When asked on Monday about the October 26 Nice attack, which resulted in three killed and multiple injured, Darmanin told BFM TV that he will go to Algiers and Tunis at the end of this week.
The alleged perpetrator of last week’s attack is a 21-year-old Tunisian man who is now in police custody.
In the French minister of interior’s visits to Algeria and Tunisia, he will discuss security issues and the fight against terrorism with his counterparts from the two countries and their intelligence services, according to Le360.
Darmanin will also seize the opportunity to expel “radicalized” Islamists back to their countries of origin, according to the same source.
French media speculate that the minister’s visit to Algeria will take place with the same aims as his visit to Tunisia.

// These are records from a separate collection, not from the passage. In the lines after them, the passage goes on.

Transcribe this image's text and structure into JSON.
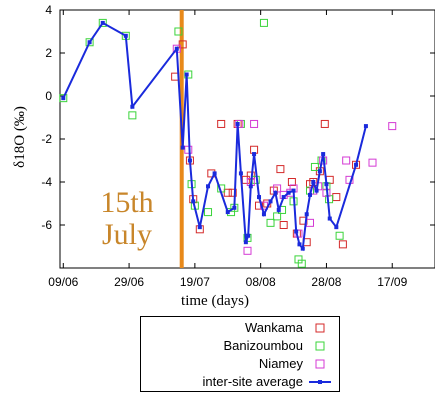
{
  "chart_data": {
    "type": "scatter",
    "title": "",
    "xlabel": "time (days)",
    "ylabel": "δ18O (‰)",
    "ylim": [
      -8,
      4
    ],
    "y_ticks": [
      -6,
      -4,
      -2,
      0,
      2,
      4
    ],
    "x_ticks": [
      "09/06",
      "29/06",
      "19/07",
      "08/08",
      "28/08",
      "17/09"
    ],
    "x_tick_days": [
      0,
      20,
      40,
      60,
      80,
      100
    ],
    "xlim_days": [
      -1,
      113
    ],
    "grid": false,
    "annotation": {
      "lines": [
        "15th",
        "July"
      ],
      "vertical_line_day": 36,
      "color": "#e8891a"
    },
    "series": [
      {
        "name": "Wankama",
        "marker": "square",
        "color": "#d42a2a",
        "points": [
          [
            34,
            0.9
          ],
          [
            36.3,
            2.4
          ],
          [
            38.5,
            -3.0
          ],
          [
            39.5,
            -4.8
          ],
          [
            41.5,
            -6.2
          ],
          [
            45,
            -3.6
          ],
          [
            48,
            -1.3
          ],
          [
            50,
            -4.5
          ],
          [
            51.5,
            -4.5
          ],
          [
            53,
            -1.3
          ],
          [
            55.5,
            -3.9
          ],
          [
            57,
            -3.7
          ],
          [
            58,
            -2.5
          ],
          [
            59.5,
            -5.1
          ],
          [
            62,
            -5.0
          ],
          [
            64,
            -4.4
          ],
          [
            66,
            -3.4
          ],
          [
            67,
            -6.0
          ],
          [
            69.5,
            -4.0
          ],
          [
            71,
            -6.4
          ],
          [
            73,
            -5.8
          ],
          [
            74,
            -6.8
          ],
          [
            75,
            -4.1
          ],
          [
            76,
            -4.0
          ],
          [
            78,
            -3.5
          ],
          [
            79.5,
            -1.3
          ],
          [
            81,
            -3.9
          ],
          [
            83,
            -4.7
          ],
          [
            85,
            -6.9
          ],
          [
            89,
            -3.2
          ]
        ]
      },
      {
        "name": "Banizoumbou",
        "marker": "square",
        "color": "#3ad43a",
        "points": [
          [
            0,
            -0.1
          ],
          [
            8,
            2.5
          ],
          [
            12,
            3.4
          ],
          [
            19,
            2.8
          ],
          [
            21,
            -0.9
          ],
          [
            35,
            3.0
          ],
          [
            38,
            1.0
          ],
          [
            39,
            -4.1
          ],
          [
            40,
            -5.1
          ],
          [
            44,
            -5.4
          ],
          [
            48,
            -4.3
          ],
          [
            51,
            -5.4
          ],
          [
            52,
            -5.2
          ],
          [
            54,
            -1.3
          ],
          [
            56,
            -6.6
          ],
          [
            58.5,
            -3.9
          ],
          [
            61,
            3.4
          ],
          [
            63,
            -5.9
          ],
          [
            65,
            -5.6
          ],
          [
            66.5,
            -5.3
          ],
          [
            70,
            -4.9
          ],
          [
            71.5,
            -7.6
          ],
          [
            72.5,
            -7.8
          ],
          [
            75,
            -4.4
          ],
          [
            76.5,
            -3.3
          ],
          [
            78.5,
            -3.0
          ],
          [
            80,
            -4.2
          ],
          [
            80.8,
            -4.8
          ],
          [
            84,
            -6.5
          ]
        ]
      },
      {
        "name": "Niamey",
        "marker": "square",
        "color": "#d43ad4",
        "points": [
          [
            34.5,
            2.2
          ],
          [
            38,
            -2.5
          ],
          [
            53.5,
            -1.3
          ],
          [
            56,
            -7.2
          ],
          [
            57,
            -4.0
          ],
          [
            58,
            -1.3
          ],
          [
            61,
            -5.1
          ],
          [
            65,
            -4.3
          ],
          [
            67,
            -4.6
          ],
          [
            69,
            -4.5
          ],
          [
            70,
            -4.3
          ],
          [
            71.5,
            -6.4
          ],
          [
            75,
            -5.9
          ],
          [
            76,
            -4.4
          ],
          [
            77.5,
            -4.2
          ],
          [
            79,
            -3.0
          ],
          [
            80,
            -4.5
          ],
          [
            86,
            -3.0
          ],
          [
            87,
            -3.9
          ],
          [
            94,
            -3.1
          ],
          [
            100,
            -1.4
          ]
        ]
      },
      {
        "name": "inter-site average",
        "marker": "line-square",
        "color": "#1a2adc",
        "points": [
          [
            0,
            -0.1
          ],
          [
            8,
            2.5
          ],
          [
            12,
            3.4
          ],
          [
            19,
            2.8
          ],
          [
            21,
            -0.5
          ],
          [
            34.5,
            2.2
          ],
          [
            36.3,
            -2.4
          ],
          [
            37.5,
            1.0
          ],
          [
            38.5,
            -3.0
          ],
          [
            39.5,
            -4.9
          ],
          [
            41.5,
            -6.1
          ],
          [
            44,
            -4.2
          ],
          [
            46,
            -3.6
          ],
          [
            50,
            -5.4
          ],
          [
            52,
            -5.2
          ],
          [
            53,
            -1.3
          ],
          [
            54,
            -3.6
          ],
          [
            55.5,
            -6.8
          ],
          [
            56.2,
            -6.5
          ],
          [
            57,
            -4.2
          ],
          [
            58,
            -2.7
          ],
          [
            59.5,
            -4.7
          ],
          [
            61,
            -5.5
          ],
          [
            63,
            -4.9
          ],
          [
            64.5,
            -4.5
          ],
          [
            65.5,
            -5.3
          ],
          [
            67,
            -4.7
          ],
          [
            68.5,
            -4.5
          ],
          [
            70,
            -4.4
          ],
          [
            70.8,
            -6.3
          ],
          [
            71.8,
            -6.9
          ],
          [
            72.8,
            -7.1
          ],
          [
            74,
            -5.5
          ],
          [
            75,
            -4.6
          ],
          [
            76,
            -4.0
          ],
          [
            77,
            -4.4
          ],
          [
            78,
            -3.5
          ],
          [
            79,
            -2.7
          ],
          [
            80,
            -4.1
          ],
          [
            81,
            -5.7
          ],
          [
            83,
            -6.1
          ],
          [
            89,
            -3.2
          ],
          [
            92,
            -1.4
          ]
        ]
      }
    ]
  }
}
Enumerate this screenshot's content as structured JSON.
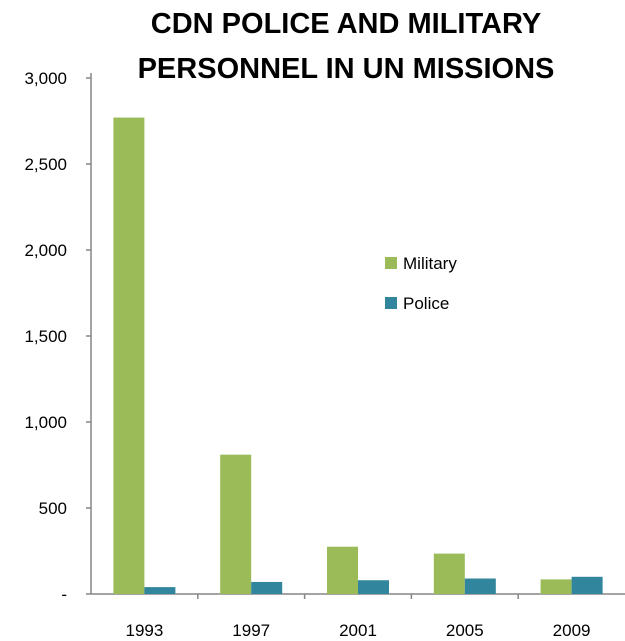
{
  "chart_data": {
    "type": "bar",
    "title_lines": [
      "CDN POLICE AND MILITARY",
      "PERSONNEL IN UN MISSIONS"
    ],
    "categories": [
      "1993",
      "1997",
      "2001",
      "2005",
      "2009"
    ],
    "series": [
      {
        "name": "Military",
        "color": "#9BBB59",
        "values": [
          2770,
          810,
          275,
          235,
          85
        ]
      },
      {
        "name": "Police",
        "color": "#31859C",
        "values": [
          40,
          70,
          80,
          90,
          100
        ]
      }
    ],
    "ylim": [
      0,
      3000
    ],
    "yticks": [
      0,
      500,
      1000,
      1500,
      2000,
      2500,
      3000
    ],
    "ytick_labels": [
      "-",
      "500",
      "1,000",
      "1,500",
      "2,000",
      "2,500",
      "3,000"
    ],
    "grid": false,
    "legend_position": "center-right"
  }
}
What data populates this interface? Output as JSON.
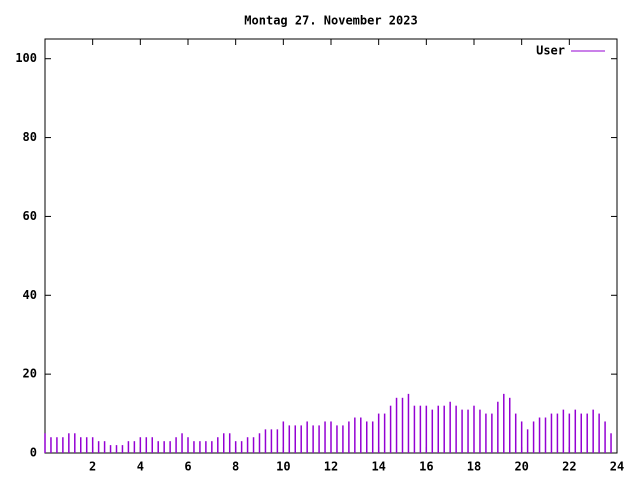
{
  "chart_data": {
    "type": "impulse",
    "title": "Montag 27. November 2023",
    "xlim": [
      0,
      24
    ],
    "xticks": [
      2,
      4,
      6,
      8,
      10,
      12,
      14,
      16,
      18,
      20,
      22,
      24
    ],
    "ylim": [
      0,
      105
    ],
    "yticks": [
      0,
      20,
      40,
      60,
      80,
      100
    ],
    "legend": "top-right",
    "x": [
      0,
      0.25,
      0.5,
      0.75,
      1,
      1.25,
      1.5,
      1.75,
      2,
      2.25,
      2.5,
      2.75,
      3,
      3.25,
      3.5,
      3.75,
      4,
      4.25,
      4.5,
      4.75,
      5,
      5.25,
      5.5,
      5.75,
      6,
      6.25,
      6.5,
      6.75,
      7,
      7.25,
      7.5,
      7.75,
      8,
      8.25,
      8.5,
      8.75,
      9,
      9.25,
      9.5,
      9.75,
      10,
      10.25,
      10.5,
      10.75,
      11,
      11.25,
      11.5,
      11.75,
      12,
      12.25,
      12.5,
      12.75,
      13,
      13.25,
      13.5,
      13.75,
      14,
      14.25,
      14.5,
      14.75,
      15,
      15.25,
      15.5,
      15.75,
      16,
      16.25,
      16.5,
      16.75,
      17,
      17.25,
      17.5,
      17.75,
      18,
      18.25,
      18.5,
      18.75,
      19,
      19.25,
      19.5,
      19.75,
      20,
      20.25,
      20.5,
      20.75,
      21,
      21.25,
      21.5,
      21.75,
      22,
      22.25,
      22.5,
      22.75,
      23,
      23.25,
      23.5,
      23.75
    ],
    "series": [
      {
        "name": "User",
        "color": "#9400d3",
        "values": [
          5,
          4,
          4,
          4,
          5,
          5,
          4,
          4,
          4,
          3,
          3,
          2,
          2,
          2,
          3,
          3,
          4,
          4,
          4,
          3,
          3,
          3,
          4,
          5,
          4,
          3,
          3,
          3,
          3,
          4,
          5,
          5,
          3,
          3,
          4,
          4,
          5,
          6,
          6,
          6,
          8,
          7,
          7,
          7,
          8,
          7,
          7,
          8,
          8,
          7,
          7,
          8,
          9,
          9,
          8,
          8,
          10,
          10,
          12,
          14,
          14,
          15,
          12,
          12,
          12,
          11,
          12,
          12,
          13,
          12,
          11,
          11,
          12,
          11,
          10,
          10,
          13,
          15,
          14,
          10,
          8,
          6,
          8,
          9,
          9,
          10,
          10,
          11,
          10,
          11,
          10,
          10,
          11,
          10,
          8,
          5
        ]
      }
    ]
  }
}
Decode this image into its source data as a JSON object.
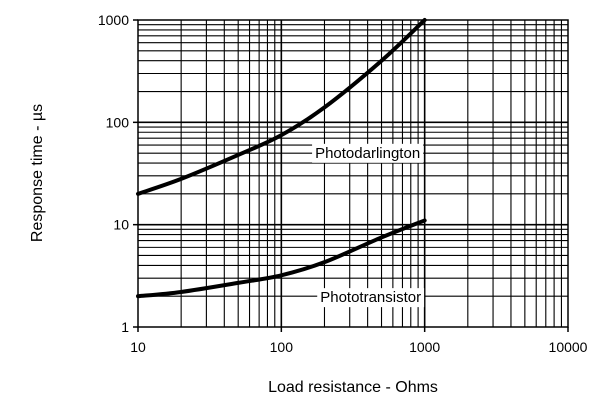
{
  "chart_data": {
    "type": "line",
    "title": "",
    "xlabel": "Load resistance - Ohms",
    "ylabel": "Response time - µs",
    "xscale": "log",
    "yscale": "log",
    "xlim": [
      10,
      10000
    ],
    "ylim": [
      1,
      1000
    ],
    "x_ticks": [
      "10",
      "100",
      "1000",
      "10000"
    ],
    "y_ticks": [
      "1000",
      "100",
      "10",
      "1"
    ],
    "grid": true,
    "series": [
      {
        "name": "Photodarlington",
        "x": [
          10,
          20,
          50,
          100,
          200,
          500,
          1000
        ],
        "y": [
          20,
          28,
          48,
          75,
          140,
          400,
          1000
        ]
      },
      {
        "name": "Phototransistor",
        "x": [
          10,
          20,
          50,
          100,
          200,
          500,
          1000
        ],
        "y": [
          2,
          2.2,
          2.7,
          3.2,
          4.3,
          7.5,
          11
        ]
      }
    ],
    "annotations": [
      "Photodarlington",
      "Phototransistor"
    ]
  }
}
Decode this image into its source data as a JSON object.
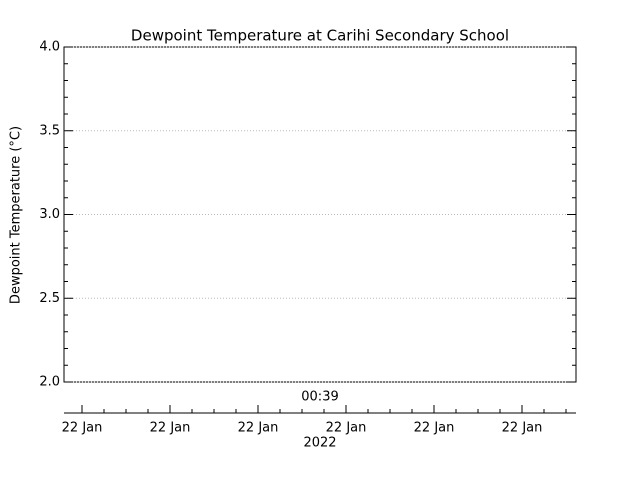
{
  "chart_data": {
    "type": "line",
    "title": "Dewpoint Temperature at Carihi Secondary School",
    "y_label": "Dewpoint Temperature (°C)",
    "series": [],
    "ylim": [
      2.0,
      4.0
    ],
    "yticks": [
      {
        "value": 2.0,
        "label": "2.0"
      },
      {
        "value": 2.5,
        "label": "2.5"
      },
      {
        "value": 3.0,
        "label": "3.0"
      },
      {
        "value": 3.5,
        "label": "3.5"
      },
      {
        "value": 4.0,
        "label": "4.0"
      }
    ],
    "y_minor_divisions": 5,
    "grid": true,
    "time_label": "00:39",
    "x_tick_labels": [
      "22 Jan",
      "22 Jan",
      "22 Jan",
      "22 Jan",
      "22 Jan",
      "22 Jan"
    ],
    "x_year_label": "2022"
  }
}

Darmanin’s upcoming visits are at the request of the French President Emmanuel Macron, announced the Elysee.
Macron held a phone call with his Tunisian counterpart, Kais Saied, on Saturday. The two parties discussed the fight again terrorism, as well as the return of “a number of people” who France is moving to deport from its territory, a statement from the Tunisian presidency cited by Arab Weekly said.
The interior minister told BFM TV that he asked prefects to put some 100 irregular migrants in administrative detention centers due to links with “radicalization.” France has expelled 16 people for their links to radicalization in the last month alone, he added.
France has increased its concerns over security and immigration after multiple violent attacks, following satirical magazine Charlie Hebdo’s republication of cartoons of the Prophet Muhammad. Any depiction of the prophet is strictly forbidden in Islam.
Weeks before the stabbings in Nice, an 18-year-old of Chechen origin beheaded on October 16 French middle school teacher Samuel Paty in a Parisian suburb. Paty had showed caricatures of the Prophet Muhammad to his students.
The escalating tensions and violence in France raise questions on how to address the issue of terrorism and its relations to immigration.